The school subsidizes the community’s investment into their children ensuring that a quality education (and the supports offered through it) are accessible at every level of the community.
In the secondary school, which is an all-girls boarding school, the Loreto program helps ensure that young women in the area have the opportunity to pursue their educations in a safe, secure, supportive environment that will equip them to succeed.
In the primary school, the administration has implemented a gender equity program for young girls in the community, to encourage families to send their daughters as well as their young boys to school.
This program ensures that 50% of placements are priority placements for young girls.
School Feeding
In the current crisis, one of the major factors affecting our community, and especially the children, has been extreme food insecurity and limited access to preventive and curative healthcare.
During periods of extreme food shortages, more than 905 primary school students depend on school food as their only assured meal of the day. Community members adopt extreme coping mechanisms during these periods, including foregoing meals.
Loreto schools provide a daily meal for primary students. These have been significant in promoting school attendance, class participation, and overall student retention at the school.
In the secondary school where girls are boarded, the school provides a full ration each day – 3 meals. This ensures that the girls can stay at the school where they are protected, educated, and empowered.
In 2023, the school feeding program delivered approximately 1 million meals for students and staff members throughout the year. To ensure that each child has access to these meals, we rely on friends, donors and partners to provide essential resources to sustain this program.
Water Sanitation and Hygiene (WASH)
Access to water and sanitation facilities are at the core of being able to provide a quality education.
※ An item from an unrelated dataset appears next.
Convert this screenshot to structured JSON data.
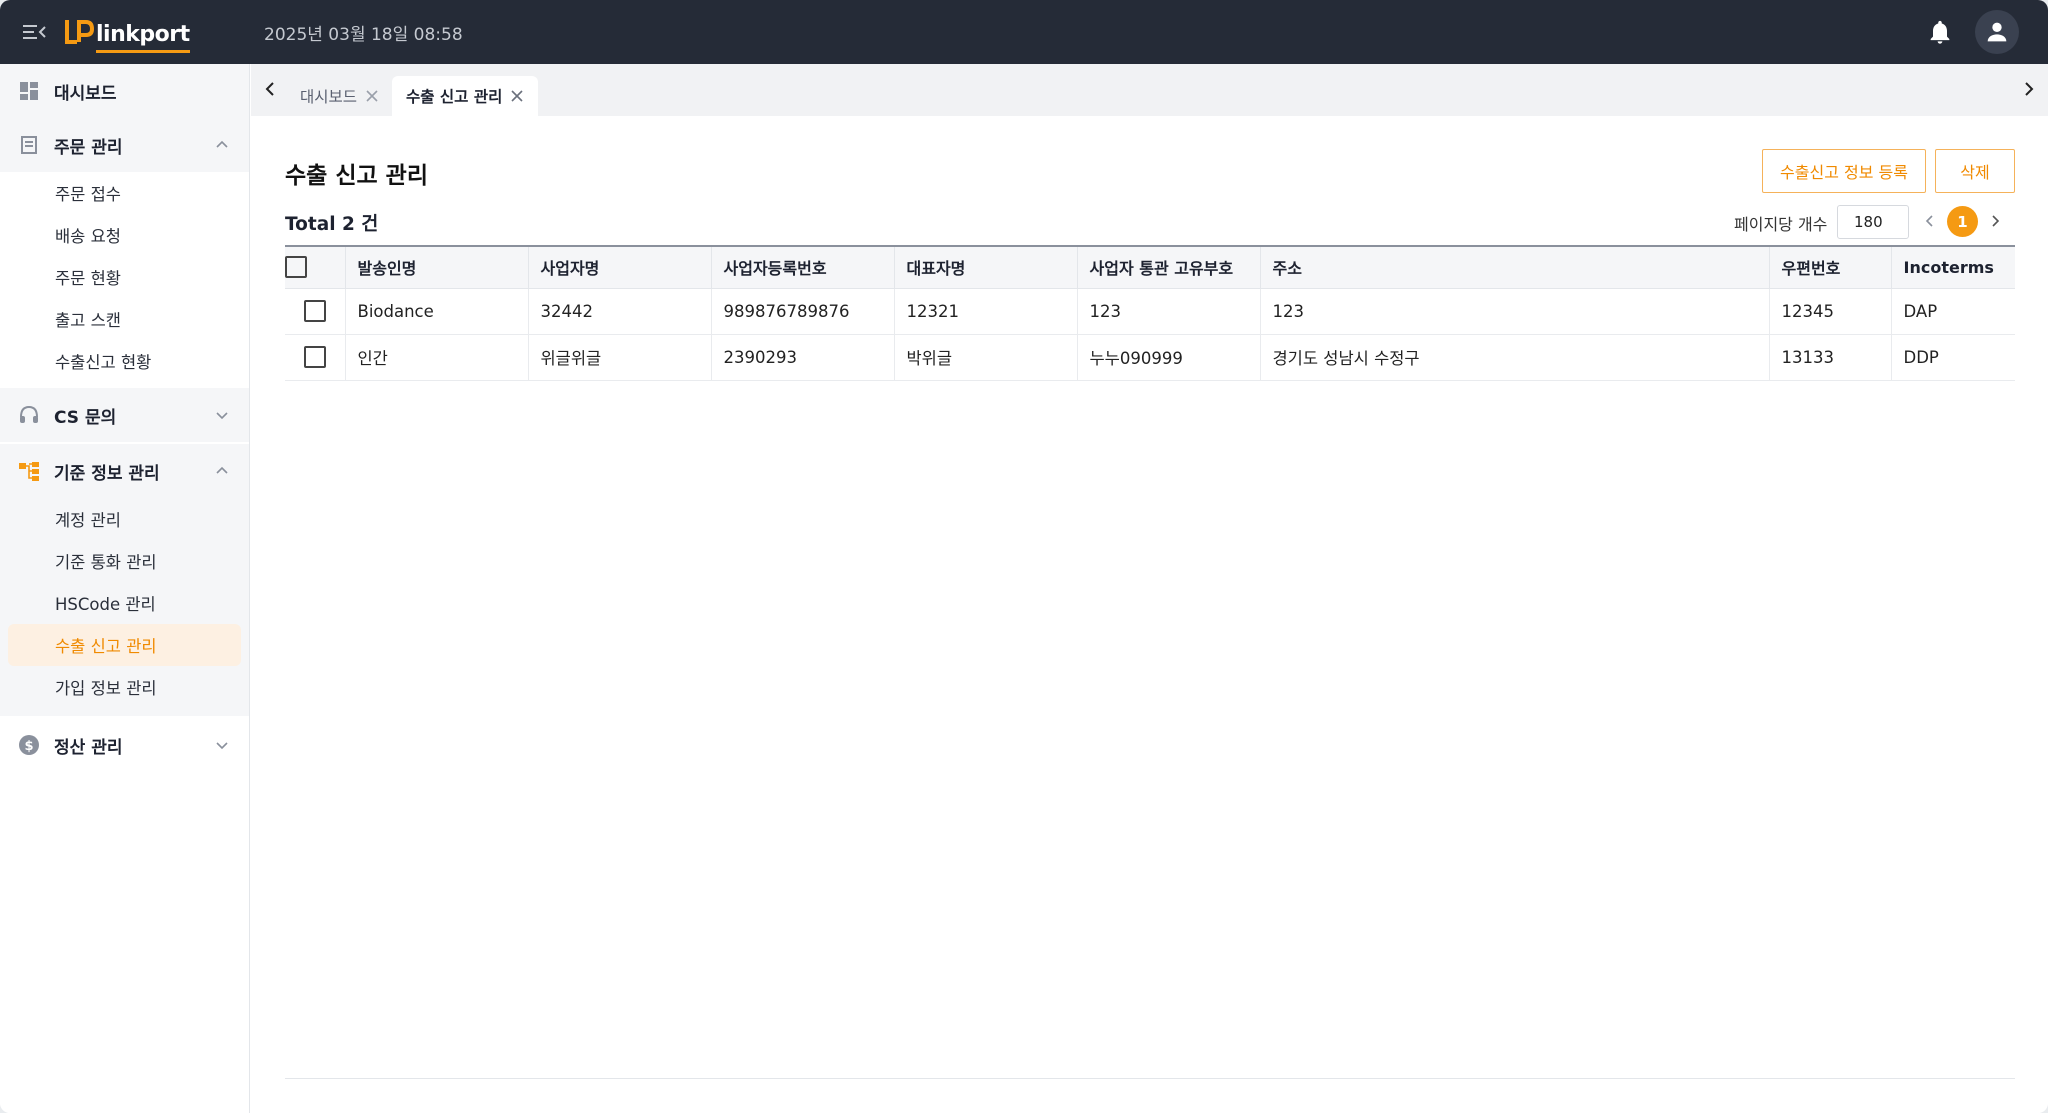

Over the last few years we have worked with partners, donors, and friends to implement a wide variety of WASH projects.
These efforts have included latrines, showers, water storage towers, boreholes, pumps and WASH sensitization programs for our students.
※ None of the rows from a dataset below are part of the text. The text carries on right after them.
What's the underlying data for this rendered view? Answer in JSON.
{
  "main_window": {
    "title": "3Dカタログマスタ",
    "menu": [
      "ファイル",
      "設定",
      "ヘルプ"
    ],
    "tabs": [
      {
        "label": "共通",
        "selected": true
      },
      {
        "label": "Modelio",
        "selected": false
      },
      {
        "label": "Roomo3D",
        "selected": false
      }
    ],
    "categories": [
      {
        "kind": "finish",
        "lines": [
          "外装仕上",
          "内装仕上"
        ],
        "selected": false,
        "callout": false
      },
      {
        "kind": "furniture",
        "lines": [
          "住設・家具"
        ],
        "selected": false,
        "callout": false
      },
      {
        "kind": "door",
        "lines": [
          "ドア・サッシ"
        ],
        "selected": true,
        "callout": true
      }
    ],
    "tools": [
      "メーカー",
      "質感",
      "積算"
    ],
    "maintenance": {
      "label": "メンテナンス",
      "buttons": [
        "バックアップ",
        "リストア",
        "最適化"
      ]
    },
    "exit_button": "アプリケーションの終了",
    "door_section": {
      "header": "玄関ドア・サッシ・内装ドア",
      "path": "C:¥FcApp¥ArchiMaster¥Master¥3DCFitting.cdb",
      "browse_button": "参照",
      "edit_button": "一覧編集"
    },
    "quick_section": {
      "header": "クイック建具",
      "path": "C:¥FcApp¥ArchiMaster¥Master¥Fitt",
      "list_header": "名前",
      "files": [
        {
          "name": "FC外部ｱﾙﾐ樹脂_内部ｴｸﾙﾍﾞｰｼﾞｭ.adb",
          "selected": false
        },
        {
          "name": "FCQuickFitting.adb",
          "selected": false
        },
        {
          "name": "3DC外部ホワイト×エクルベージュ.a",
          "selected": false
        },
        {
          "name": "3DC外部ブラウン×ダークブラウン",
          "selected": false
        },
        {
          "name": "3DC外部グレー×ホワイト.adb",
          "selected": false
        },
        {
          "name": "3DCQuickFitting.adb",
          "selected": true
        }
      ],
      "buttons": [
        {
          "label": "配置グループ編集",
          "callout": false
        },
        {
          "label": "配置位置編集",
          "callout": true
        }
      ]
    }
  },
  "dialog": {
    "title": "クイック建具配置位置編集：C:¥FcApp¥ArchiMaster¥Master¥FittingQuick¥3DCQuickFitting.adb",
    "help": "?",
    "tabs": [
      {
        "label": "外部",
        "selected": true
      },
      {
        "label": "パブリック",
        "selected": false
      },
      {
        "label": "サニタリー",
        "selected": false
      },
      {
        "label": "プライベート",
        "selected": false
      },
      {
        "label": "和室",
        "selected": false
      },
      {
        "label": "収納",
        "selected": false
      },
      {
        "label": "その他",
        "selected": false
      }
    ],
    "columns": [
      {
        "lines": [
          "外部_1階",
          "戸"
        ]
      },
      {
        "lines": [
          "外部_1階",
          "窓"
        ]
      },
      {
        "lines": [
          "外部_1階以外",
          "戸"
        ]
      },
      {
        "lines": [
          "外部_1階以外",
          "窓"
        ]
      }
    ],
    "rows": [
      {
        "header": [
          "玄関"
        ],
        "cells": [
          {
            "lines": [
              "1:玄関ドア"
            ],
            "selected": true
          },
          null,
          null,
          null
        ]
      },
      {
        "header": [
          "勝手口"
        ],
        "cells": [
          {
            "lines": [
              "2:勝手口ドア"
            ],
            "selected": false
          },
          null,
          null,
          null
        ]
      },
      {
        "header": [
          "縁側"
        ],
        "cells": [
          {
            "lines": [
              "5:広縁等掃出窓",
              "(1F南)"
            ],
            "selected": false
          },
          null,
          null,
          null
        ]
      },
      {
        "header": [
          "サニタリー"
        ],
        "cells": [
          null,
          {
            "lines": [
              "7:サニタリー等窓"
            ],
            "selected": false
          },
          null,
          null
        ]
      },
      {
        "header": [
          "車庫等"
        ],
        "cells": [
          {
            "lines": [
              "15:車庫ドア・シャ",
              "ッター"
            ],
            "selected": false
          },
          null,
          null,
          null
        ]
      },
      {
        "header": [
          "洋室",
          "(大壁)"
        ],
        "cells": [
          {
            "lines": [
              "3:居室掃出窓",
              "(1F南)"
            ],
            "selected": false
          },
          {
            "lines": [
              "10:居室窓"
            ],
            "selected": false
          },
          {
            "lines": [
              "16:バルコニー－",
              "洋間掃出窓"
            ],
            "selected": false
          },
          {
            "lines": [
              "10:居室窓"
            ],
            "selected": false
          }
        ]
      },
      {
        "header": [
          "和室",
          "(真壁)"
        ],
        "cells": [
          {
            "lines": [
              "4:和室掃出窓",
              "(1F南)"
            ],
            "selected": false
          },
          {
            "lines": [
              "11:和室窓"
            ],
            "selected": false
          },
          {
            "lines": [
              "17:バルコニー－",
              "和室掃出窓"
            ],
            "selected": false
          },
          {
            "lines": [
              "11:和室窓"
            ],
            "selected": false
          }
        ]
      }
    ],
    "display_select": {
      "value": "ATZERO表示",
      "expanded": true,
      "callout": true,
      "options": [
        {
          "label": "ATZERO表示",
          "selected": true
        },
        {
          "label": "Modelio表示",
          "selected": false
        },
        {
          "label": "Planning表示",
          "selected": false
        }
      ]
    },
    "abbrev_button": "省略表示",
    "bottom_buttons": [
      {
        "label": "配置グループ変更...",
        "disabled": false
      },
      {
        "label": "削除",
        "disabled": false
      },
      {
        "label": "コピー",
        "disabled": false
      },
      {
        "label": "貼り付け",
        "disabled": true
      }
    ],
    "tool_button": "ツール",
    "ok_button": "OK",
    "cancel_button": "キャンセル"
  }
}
Water is one of the most gender polar sectors in South Sudan – it is young girls who walk an average of 30 minutes to pump water, it is these girls that carry it back to the home, and use if for cooking and cleaning.
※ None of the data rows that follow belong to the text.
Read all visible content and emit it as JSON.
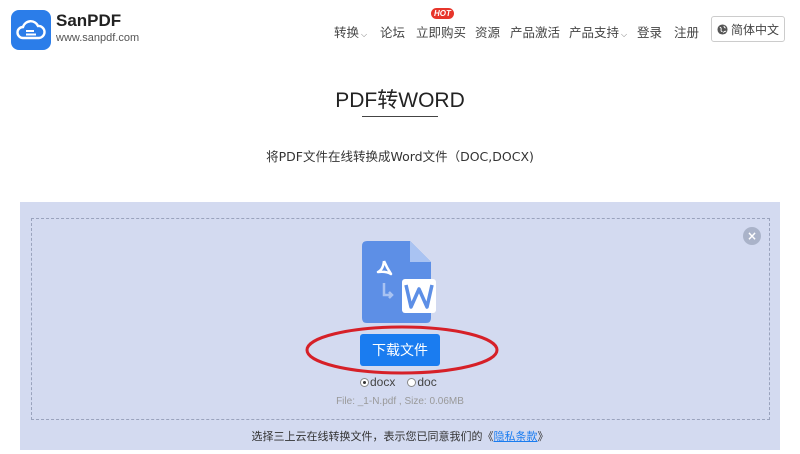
{
  "header": {
    "brand": "SanPDF",
    "url": "www.sanpdf.com",
    "nav": [
      {
        "label": "转换",
        "dropdown": true
      },
      {
        "label": "论坛",
        "dropdown": false
      },
      {
        "label": "立即购买",
        "dropdown": false,
        "badge": "HOT"
      },
      {
        "label": "资源",
        "dropdown": false
      },
      {
        "label": "产品激活",
        "dropdown": false
      },
      {
        "label": "产品支持",
        "dropdown": true
      },
      {
        "label": "登录",
        "dropdown": false
      },
      {
        "label": "注册",
        "dropdown": false
      }
    ],
    "language": "简体中文"
  },
  "main": {
    "title": "PDF转WORD",
    "subtitle": "将PDF文件在线转换成Word文件（DOC,DOCX)"
  },
  "converter": {
    "download_label": "下载文件",
    "formats": [
      {
        "label": "docx",
        "selected": true
      },
      {
        "label": "doc",
        "selected": false
      }
    ],
    "file_info": "File: _1-N.pdf , Size: 0.06MB",
    "agreement_prefix": "选择三上云在线转换文件，表示您已同意我们的《",
    "agreement_link": "隐私条款",
    "agreement_suffix": "》",
    "close_symbol": "×",
    "icons": {
      "logo": "cloud-logo-icon",
      "file": "pdf-to-word-file-icon",
      "close": "close-icon",
      "globe": "globe-icon"
    }
  },
  "colors": {
    "brand_blue": "#2b7de9",
    "button_blue": "#1a7cf0",
    "panel_bg": "#d3daf0",
    "hot_red": "#e7352b",
    "highlight_red": "#d62028"
  }
}
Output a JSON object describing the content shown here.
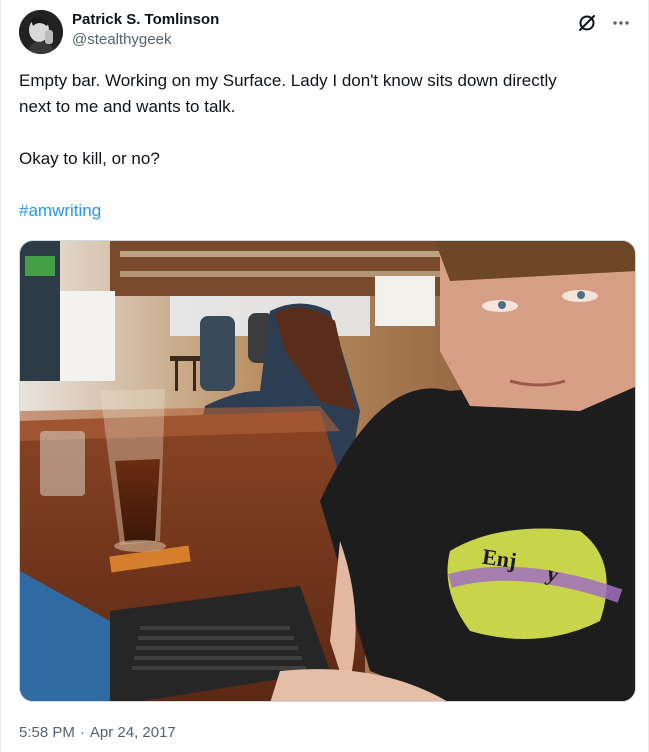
{
  "author": {
    "display_name": "Patrick S. Tomlinson",
    "handle": "@stealthygeek"
  },
  "tweet": {
    "line1": "Empty bar. Working on my Surface. Lady I don't know sits down directly",
    "line2": "next to me and wants to talk.",
    "line3": "Okay to kill, or no?",
    "hashtag": "#amwriting"
  },
  "media": {
    "shirt_text_1": "Enj",
    "shirt_text_2": "y"
  },
  "footer": {
    "time": "5:58 PM",
    "separator": "·",
    "date": "Apr 24, 2017"
  },
  "icons": {
    "header_action_1": "grok-icon",
    "header_action_2": "more-icon"
  },
  "colors": {
    "hashtag": "#1d9bf0",
    "secondary_text": "#536471",
    "primary_text": "#0f1419"
  }
}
In schools, many girls lack proper access to sanitation facilities which encumbers their efforts in school – especially after menstruation starts.
Health Support
One of the core programs at Loreto is the Mary Ward Primary Health Care Centre (PHCC) which ensures that the community, and especially the community’s vulnerable population of children and women have access to basic health services.
It is estimated that only 44% of the South Sudanese population lives within reach of a health facility and have consistent and unrestricted access to the facility.
The Mary Ward PHCC ensures that our community has access to a high-quality service that works to address their physical needs while educating them on essential health topics.
In order to deliver these services, support for medicines, equipment, and staff are all essential.
We have partnered with individuals, organizations, and friends to ensure that these services have remained available within the area; a vital support to our community’s students and most vulnerable families.
Find out more about the PHCC here
Protection and Advocacy
The Loreto Rumbek approach to advocacy is multi-faceted and integral to our work with the community.
Health – in the health sector we advocate for not only western medicine, but also for gender equality in access, working to reduce the gender inequalities prevalent in this area.
Education – in the education sector, we advocate for not only education (which traditionally lacks value to the local community), but also advocate for young children, girls, and young women as they attempt to gain the high-quality education made available here by Loreto.
Peace and Justice – in the peace and justice sector, we work with the community to ensure that the Loreto compound is an Island of peace in the sea of violence that surrounds the community of Maker Kuei.
This is essential for educating the community’s children and young women.
Further, the school works with the teachers, secondary school graduates, and students to ensure that alternatives to violence are available, as well as trauma awareness and resilience training, and a zero-tolerance child protection policy.
Ecofriendly and Sustainable Projects and Programmes
Loreto Rumbek recognizes that it has an impact on the local environment, and is actively working to minimize its environmental footprint.
We have implemented rainwater harvesting and recycling measures, solar power for classrooms, dorms, offices, and security, and agriculture projects that incorporate core tennets of conservation agriculture, and re-forestation.